Dr. Zahniser was strongly committed to mentoring young scientists and showed deep satisfaction in seeing her graduate students and postdocs blossom and become independent researchers. This symposium was organized by people who were influenced and/or trained by Nancy, and who are grateful for her guidance. As a tribute to her many contributions the speakers highlighted the role of the dopamine transporter in health and addiction, a topic Nancy researched extensively. I summarize two of the symposium presentations below concerning a previously unknown mechanism of action for amphetamine, and the use of PKC inhibitors to limit the dopamine release caused by psychoactive drugs.

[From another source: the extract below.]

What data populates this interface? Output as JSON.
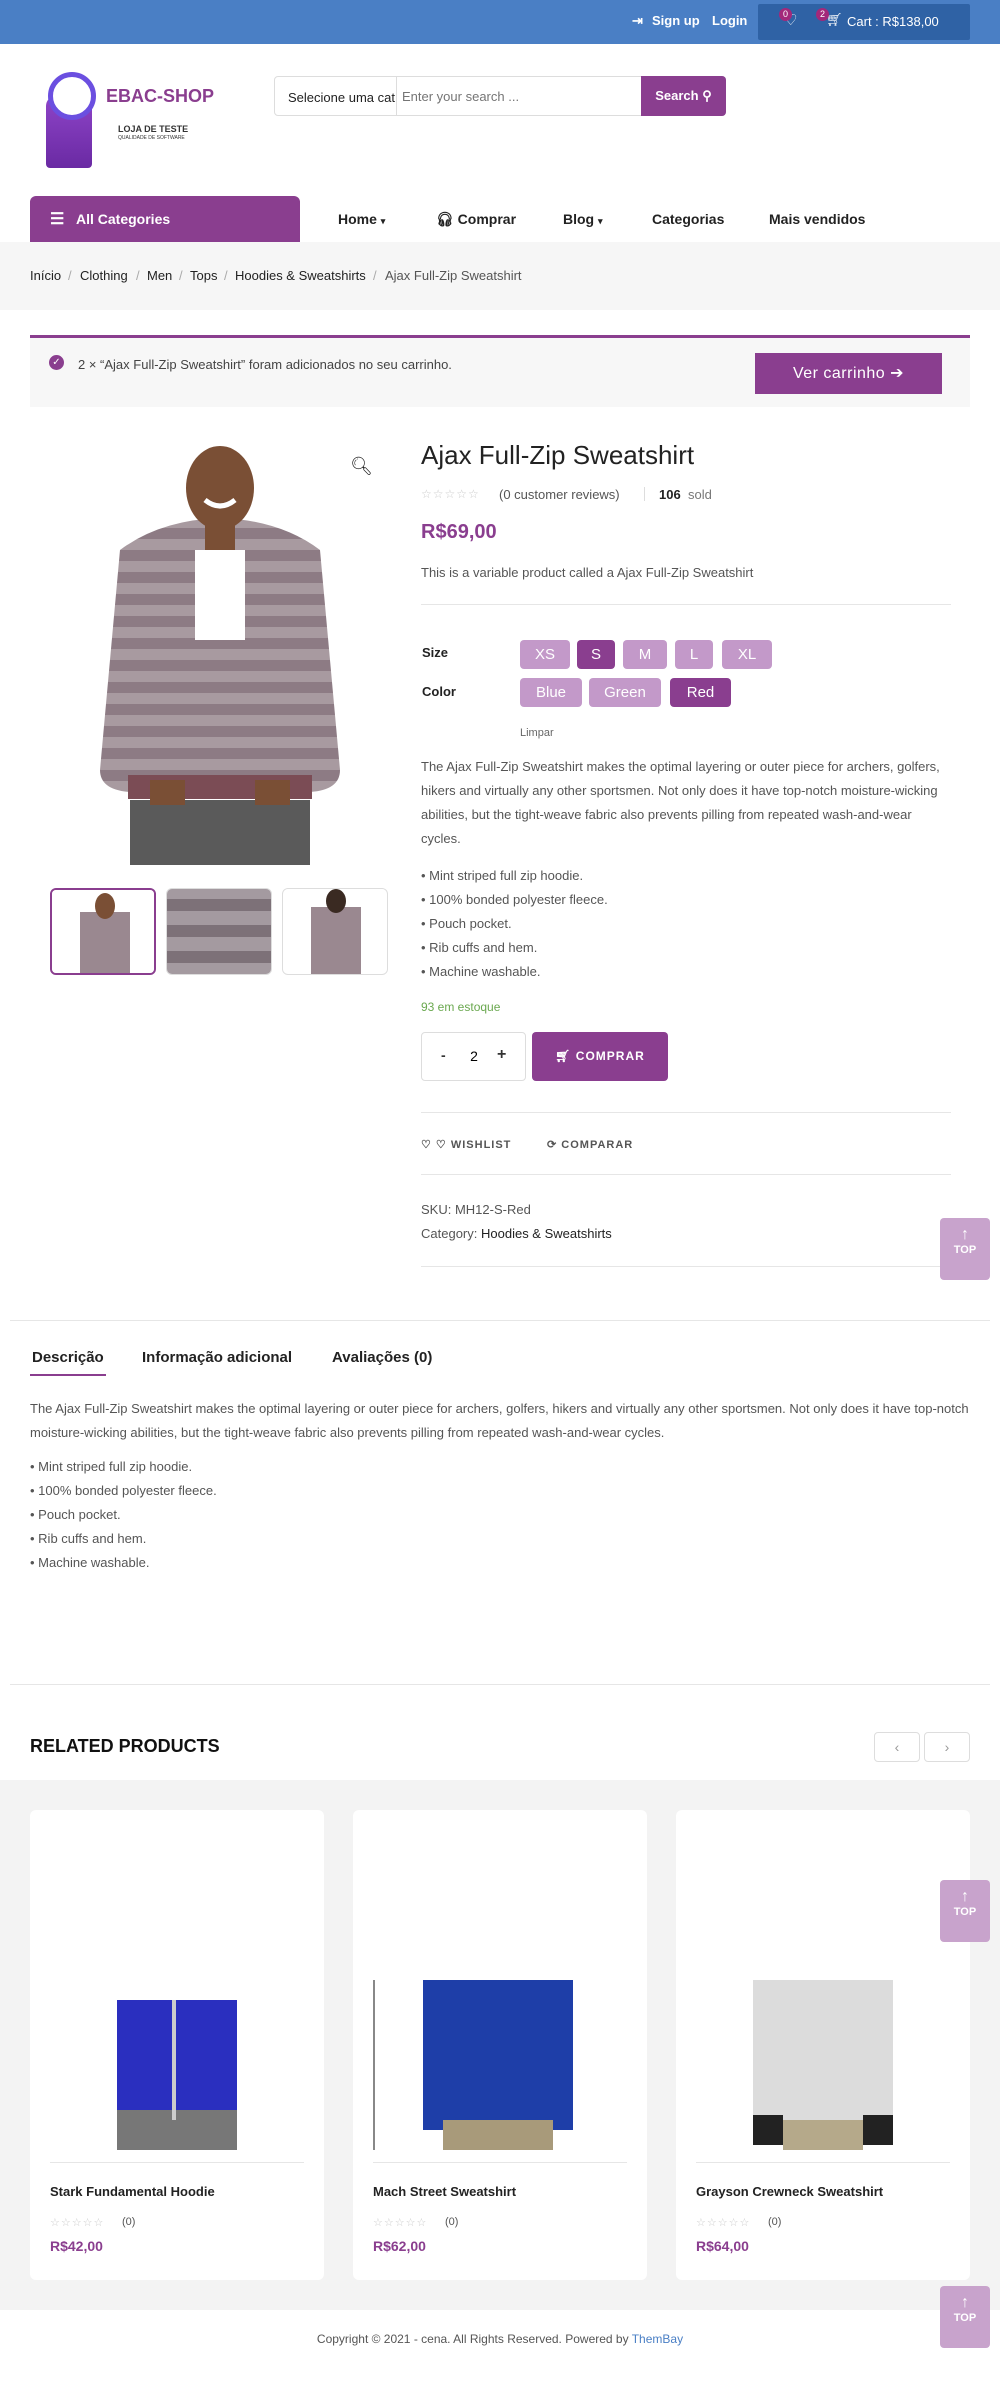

The urge to enjoy some comfort food or to listen to your favorite song is caused by dopamine- a chemical messenger that neurons release in the brain when you do something you like. Dopamine is also known as the “motivation molecule” because it makes you want to do the things you enjoy again and again. The impulse to repeat pleasant experiences ends when a protein known as the dopamine transporter clears dopamine from the outside of the neurons, and the cells that originally produced it store it for later use.
Cocaine and other drugs of abuse hijack this system. They generate drug-seeking behavior by blocking the dopamine transporter, which prevents the removal of dopamine from the outside of the cells and ultimately causes both the feeling of euphoria and the intense urge for more drug.
A widespread practice of drug users to achieve a greater high consists in combining cocaine and amphetamine, a psychostimulant used to treat attention-deficit disorder. Unlike cocaine, which simply blocks the dopamine transporter, amphetamine enters neurons in the brain either through the dopamine transporter or by diffusion across the cell membrane. Once inside, amphetamine causes dopamine to escape through the dopamine transporter into the fluid outside the cells. When combined with cocaine, amphetamine diffuses into neurons. However, dopamine can’t escape into the fluid outside the cells because cocaine is blocking the transporter. This creates a conundrum as to why this drug combination produces a greater high.
Dr. Lynette Daws from the University of Texas Health Science Center at San Antonio hypothesized that amphetamine could be acting through an alternative mechanism, and she turned her attention to Organic Cation Transporter 3 (OCT3), a protein that transports chemical messengers inside the brain including dopamine.
One of the short-term effects of amphetamine in people with a normal dopamine circuit is hyperactivity. Her group showed that OCT3 is present in neurons that produce dopamine, and that inhibiting the action of OCT3 using a drug called decynium-22 prevented hyperactivity in mice after treatment with amphetamine, indicating that amphetamine might also be using OCT3 to pump out dopamine.
Her work offers an explanation as to why combining cocaine and amphetamine generates a greater high than either drug alone. Even though cocaine blocks the dopamine transporter, amphetamine still gets into neurons by diffusion. Release of dopamine into the outside of the cells still occurs through OCT3, so even if cocaine blocks the dopamine transporter, dopamine is still able to escape into the fluid outside the neurons.
Dr. Margaret Gnegy from the University of Michigan talked about a different mechanism that explains how amphetamine increases dopamine release. Amphetamine induces the release of dopamine by activating a protein known as protein kinase C (PKC). When her group administered either amphetamine or cocaine together with drugs that inhibit PCKβ- a subclass of PKC proteins- into the brains of mice, they were able to reduce the amount of dopamine content outside of the cells in the brain, as well as inhibit the hyperactivity associated with both amphetamine and cocaine. Her work shows that PCKβ is an important target to develop drugs that can treat addiction.
Dr. Zahniser pioneered research that showed how dopamine contributes to the changes that cocaine produces in the brain, including addiction-like behaviors. This symposium captured important advances in our understanding of how drugs of abuse hijack the brain’s reward system as well as new targets that we can investigate further to develop new treatments for addiction.